La Crei, la défense et l’enregistrement
Après quatre jours d’audition, Cheikh Diallo a été convoqué à nouveau hier. La défense de Karim Wade voulait l’entendre sur son passage à l’émission « Opinion ». La Cour n’a pas autorisé le visionnage l’émission.
Après les auditions de Me Mamadou Diop et El Hadj Malick Sy, Cheikh Diallo est revenu hier à la barre de la Cour de répression de l’enrichissement illicite (Crei). Les conseils de Karim Wade l’ont cité à nouveau pour l’entendre à propos de l’émission « Opinion ». Lors de cette émission diffusée sur la chaîne privée Walf TV, le 18 novembre 2012, l’ex-directeur général de Cd-média, société éditrice du défunt journal « Le Pays », revendiquait la propriété du groupe de presse. La défense voulait visionner le film, avant de passer aux questions.
Leur souhait s’est heurté au refus de la Cour. Le président Henry Grégoire Diop a demandé à la défense de poser directement ses questions, d’autant qu’elle a produit un procès-verbal de constat à cet effet. Les avocats n’ont pas voulu l’entendre de cette oreille. Pour convaincre la Cour, Me Seydou Diagne a expliqué qu’ils ont versé le PV, parce qu’ils ne disposent que d’un seul exemplaire et il s’agit d’un document non coté. Mieux, Me Demba Ciré Bathily a estimé que ce n’est pas à la Cour de leur dicter la manière dont ils doivent procéder. « Qu’on le veuille ou non, il y a plusieurs impératifs. Nous sommes devant une juridiction d’exception et nous voulons que les choses se fassent de façon exemplaire », a ajouté Me Amadou Sall. Sur sa lancée, l’avocat a rappelé que s’ils ont demandé à disposer du matériel, c’est pour pouvoir visionner.
Battant en brèche les arguments de la défense, le procureur spécial s’est demandé si la Cour est autorisée à diffuser le document qui est la propriété d’une télévision privée.
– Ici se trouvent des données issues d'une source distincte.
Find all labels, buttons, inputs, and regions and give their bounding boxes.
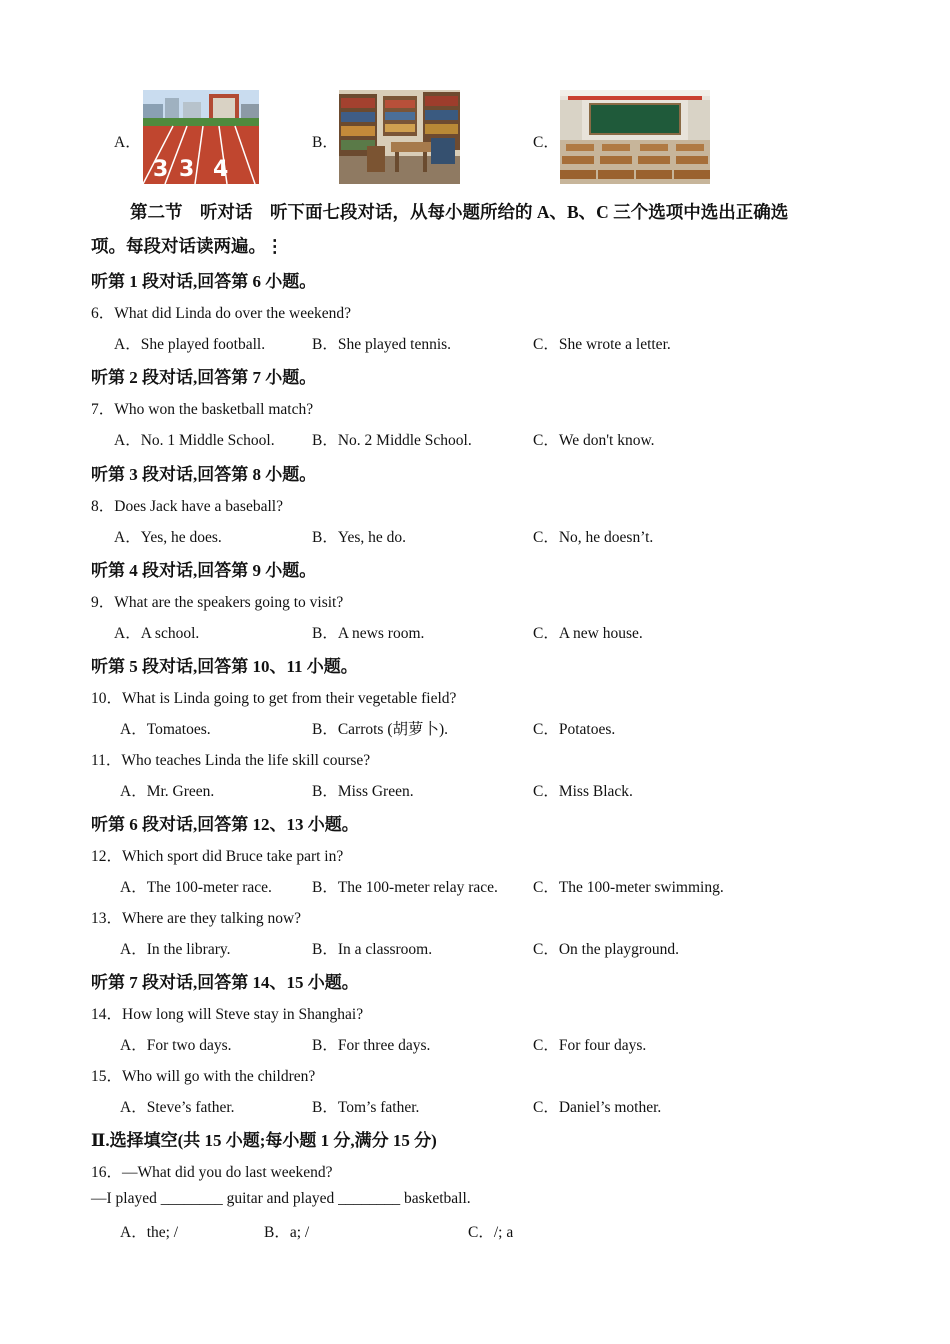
question-text: 15．Who will go with the children? (91, 1068, 316, 1085)
picture-option-a-label: A． (114, 134, 141, 151)
question-text: 12．Which sport did Bruce take part in? (91, 848, 344, 865)
option-b: B．a; / (264, 1224, 310, 1241)
option-a: A．Yes, he does. (114, 529, 222, 546)
question-text: 7．Who won the basketball match? (91, 401, 314, 418)
section-intro-line1: 第二节 听对话 听下面七段对话，从每小题所给的 A、B、C 三个选项中选出正确选 (130, 202, 789, 222)
running-track-image (143, 90, 259, 184)
option-a: A．the; / (120, 1224, 179, 1241)
option-c: C．She wrote a letter. (533, 336, 671, 353)
option-b: B．A news room. (312, 625, 425, 642)
option-b: B．She played tennis. (312, 336, 452, 353)
classroom-image (560, 90, 710, 184)
option-c: C．Potatoes. (533, 721, 616, 738)
option-a: A．Tomatoes. (120, 721, 211, 738)
picture-option-b-label: B． (312, 134, 338, 151)
svg-text:3: 3 (179, 157, 195, 182)
option-c: C．No, he doesn’t. (533, 529, 654, 546)
question-text: 16．—What did you do last weekend? (91, 1164, 333, 1181)
svg-text:3: 3 (153, 157, 169, 182)
question-text: —I played ________ guitar and played ________ basketball. (91, 1190, 471, 1207)
option-c: C．Miss Black. (533, 783, 633, 800)
dialogue-heading: 听第 3 段对话,回答第 8 小题。 (91, 465, 317, 484)
option-a: A．For two days. (120, 1037, 232, 1054)
option-a: A．The 100-meter race. (120, 879, 272, 896)
picture-option-c-label: C． (533, 134, 559, 151)
option-b: B．In a classroom. (312, 941, 433, 958)
question-text: 8．Does Jack have a baseball? (91, 498, 283, 515)
dialogue-heading: 听第 5 段对话,回答第 10、11 小题。 (91, 657, 358, 676)
option-b: B．Carrots (胡萝卜). (312, 721, 449, 738)
option-c: C．/; a (468, 1224, 514, 1241)
option-c: C．The 100-meter swimming. (533, 879, 724, 896)
part-two-heading: Ⅱ.选择填空(共 15 小题;每小题 1 分,满分 15 分) (91, 1131, 437, 1150)
svg-text:4: 4 (213, 157, 229, 182)
dialogue-heading: 听第 2 段对话,回答第 7 小题。 (91, 368, 317, 387)
option-c: C．On the playground. (533, 941, 679, 958)
option-b: B．Miss Green. (312, 783, 414, 800)
question-text: 10．What is Linda going to get from their vegetable field? (91, 690, 457, 707)
question-text: 9．What are the speakers going to visit? (91, 594, 344, 611)
section-intro-line2: 项。每段对话读两遍。⋮ (91, 236, 284, 256)
dialogue-heading: 听第 6 段对话,回答第 12、13 小题。 (91, 815, 359, 834)
option-a: A．No. 1 Middle School. (114, 432, 275, 449)
option-a: A．In the library. (120, 941, 231, 958)
question-text: 14．How long will Steve stay in Shanghai? (91, 1006, 364, 1023)
option-a: A．A school. (114, 625, 200, 642)
option-a: A．Mr. Green. (120, 783, 215, 800)
option-b: B．Yes, he do. (312, 529, 407, 546)
dialogue-heading: 听第 4 段对话,回答第 9 小题。 (91, 561, 317, 580)
question-text: 13．Where are they talking now? (91, 910, 302, 927)
option-b: B．The 100-meter relay race. (312, 879, 498, 896)
dialogue-heading: 听第 1 段对话,回答第 6 小题。 (91, 272, 317, 291)
option-b: B．No. 2 Middle School. (312, 432, 472, 449)
option-a: A．She played football. (114, 336, 266, 353)
library-image (339, 90, 460, 184)
option-c: C．Daniel’s mother. (533, 1099, 662, 1116)
option-c: C．We don't know. (533, 432, 655, 449)
question-text: 6．What did Linda do over the weekend? (91, 305, 351, 322)
option-c: C．A new house. (533, 625, 643, 642)
option-c: C．For four days. (533, 1037, 647, 1054)
option-b: B．Tom’s father. (312, 1099, 420, 1116)
dialogue-heading: 听第 7 段对话,回答第 14、15 小题。 (91, 973, 359, 992)
option-b: B．For three days. (312, 1037, 431, 1054)
option-a: A．Steve’s father. (120, 1099, 235, 1116)
question-text: 11．Who teaches Linda the life skill course? (91, 752, 371, 769)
Alioune Ndao n’a pas vu l’utilité de diffuser le film, dans la mesure où, a-t-il argué, « il n’a été question de CD-média que lorsque l’animateur présentait Cheikh Diallo ». Il a aussi jugé le débat inutile, d’autant que la Cour a déjà tranché et qu’elle ne devrait pas se dédire. Son adjoint Antoine Diome et Me Yérim Thiam ont abondé dans le même sens en demandant à la défense de poser directement ses questions.
Cette position du parquet spécial a irrité Me Bathily. «Ce ne sont pas des faveurs que nous quémandons, mais des droits. Il n’appartient pas au parquet spécial de discuter de la pertinence d’un élément qui nous décharge », a répliqué l’avocat. Avant de s’emporter : « Vous voyez les peines que nous encourons et on nous refuse 45 minutes ». Reprenant la parole avec un ton beaucoup plus conciliateur, Me Sall a lancé au président : « On ne vous demande pas de vous dédire, mais de reconsidérer votre décision ». Mais à la reprise, la Cour a campé sur ses positions. Jetant l’éponge, Me Demba Ciré Bathily a demandé au témoin s’il maintenait les propos tenus lors de l’émission. L’ancien Dg de CD Media a répondu par l’affirmative.
S’il avait confié que la CREI violait la loi, en s’attaquant à Karim Wade, à la barre il s’est rétracté. «C'était en 2012 que j'ai tenu ces propos. Aujourd’hui, le contexte n'est pas le même». A Me Seydou Diagne, le journaliste dira que la société CD Media est de la propriété exclusive de Karim Wade.
Me El Hadj Diouf prend la défense du témoin
Ensuite, prenant la parole à son tour pour faire des observations, Me El Hadj Diouf a violemment défendu le témoin qui, à l’en croire, était malmené par ses confrères de l’autre camp. «Des prévenus refusent de répondre et on veut dire au témoin qu'il a l'obligation de répondre. C’est du terrorisme pur et dur. On insulte la Cour et on me demande de me taire», a crié Me Diouf, faisant allusion au refus des prévenus de répondre aux questions de la Cour.
Le député a alors demandé à Cheikh Diallo s’il était venu charger ou décharger le prévenu. En guise de réponse, le témoin a confié à la Cour qu’il n’allait pas passer six mois en prison, s’il avait voulu incriminer Karim Wade. «Je suis allé en prison pour trois millions qui équivalent aux actions (30%) que Karim Wade m’avait données», a-t-il déclaré. «J’ai énormément perdu, à cause de ces six mois de détention préventive».